Logan W. MacIntyre scite author profile

The emergence of multidrug-resistant bacteria poses a threat to global health and necessitates the development of additional in vivo active antibiotics with diverse modes of action (MOA). Directly targeting menaquinone (MK), which plays an important role in bacterial electron transport, is an appealing, yet underexplored, MOA due to a dearth of MK-binding molecules. Here we combine sequence-based metagenomic mining with a motif search of bioinformatically predicted natural product structures to identify six biosynthetic gene clusters that we predicted encode MK-binding antibiotics (MBAs). Their predicted products (MBA1–6) were rapidly accessed using a synthetic-bioinformatic natural product (syn-BNP) approach, which relies on bioinformatic structure prediction followed by chemical synthesis.

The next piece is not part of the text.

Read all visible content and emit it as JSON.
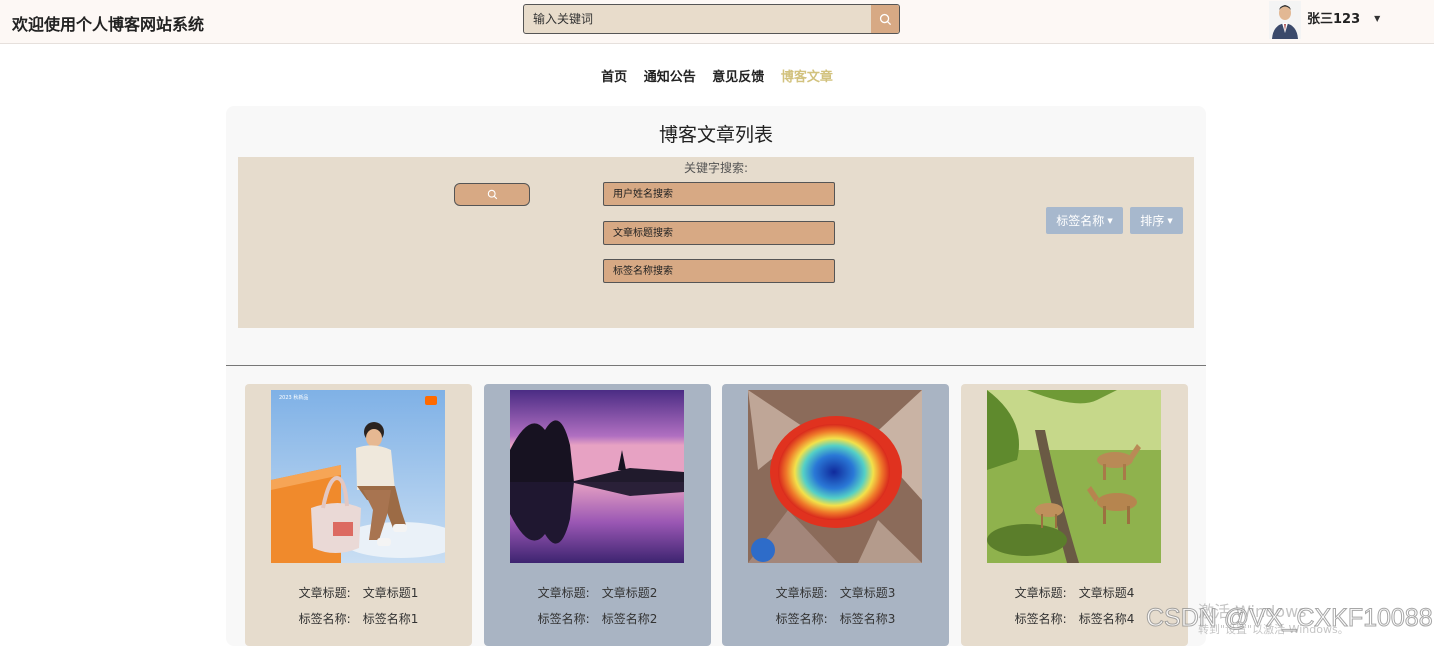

Among these six structurally diverse MBAs, four makeup two new MBA structural families. The most potent member of each new family (MBA3, MBA6) proved effective at treating methicillin-resistant Staphylococcus aureus infection in a murine peritonitis-sepsis model. The only conserved feature present in all MBAs is the sequence “GXLXXXW”, which we propose represents a minimum MK-binding motif. Notably, we found a subset of MBAs were active against Mycobacterium tuberculosis both in vitro and in macrophages. Our findings suggest that naturally occurring MBAs are a structurally diverse and untapped class of mechanistically interesting, in vivo active, antibiotics.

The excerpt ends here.